Our fractured African roots
Middle Stone Age cultural artefacts from northern and southern Africa [Credit: Eleanor Scerri/
Francesco d'Errico/Christopher Henshilwood]
While it is widely accepted that our species originated in Africa, less attention has been paid to how we evolved within the continent. Many had assumed that early human ancestors originated as a single, relatively large ancestral population, and exchanged genes and technologies like stone tools in a more or less random fashion.

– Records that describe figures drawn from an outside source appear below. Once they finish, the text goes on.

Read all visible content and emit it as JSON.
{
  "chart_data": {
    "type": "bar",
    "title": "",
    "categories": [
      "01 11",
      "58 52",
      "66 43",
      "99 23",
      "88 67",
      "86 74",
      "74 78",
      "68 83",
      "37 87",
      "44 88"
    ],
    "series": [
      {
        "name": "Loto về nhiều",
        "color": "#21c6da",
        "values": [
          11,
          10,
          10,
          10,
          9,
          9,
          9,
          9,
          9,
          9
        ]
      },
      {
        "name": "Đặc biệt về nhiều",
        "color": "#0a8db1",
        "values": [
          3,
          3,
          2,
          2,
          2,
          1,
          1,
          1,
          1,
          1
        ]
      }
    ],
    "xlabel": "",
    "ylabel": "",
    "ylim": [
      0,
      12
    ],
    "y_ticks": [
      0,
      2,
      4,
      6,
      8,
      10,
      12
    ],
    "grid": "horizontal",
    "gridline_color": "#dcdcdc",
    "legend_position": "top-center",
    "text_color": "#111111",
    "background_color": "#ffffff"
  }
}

In a paper published in Trends in Ecology and Evolution this week, this view is challenged, not only by the usual study of bones (anthropology), stones (archaeology) and genes (population genomics), but also by new and more detailed reconstructions of Africa's climates and habitats over the last 300,000 years.

One species, many origins

"Stone tools and other artifacts - usually referred to as material culture - have remarkably clustered distributions in space and through time," said Dr. Eleanor Scerri, researcher at the Max Planck Institute for the Science of Human History and the University of Oxford, and lead author of the study. "While there is a continental-wide trend towards more sophisticated material culture, this 'modernization' clearly doesn't originate in one region or occur at one time period."

Our fractured African roots
Evolutionary changes of braincase shape from an elongated to a globular shape. The latter evolves within the
Homo sapiens lineage via an expansion of the cerebellum and bulging of the parietal. Left: micro-CT scan
of Jebel Irhoud 1 (~300 ka, Africa); Right: Qafzeh 9 (~95 ka, the Levant) [Credit: Philipp Gunz,
Max Planck Institute for Evolutionary Anthropology]
Human fossils tell a similar story. "When we look at the morphology of human bones over the last 300,000 years, we see a complex mix of archaic and modern features in different places and at different times," said Prof. Chris Stringer, researcher at the London Natural History Museum and co-author on the study. "As with the material culture, we do see a continental-wide trend towards the modern human form, but different modern features appear in different places at different times, and some archaic features are present until remarkably recently."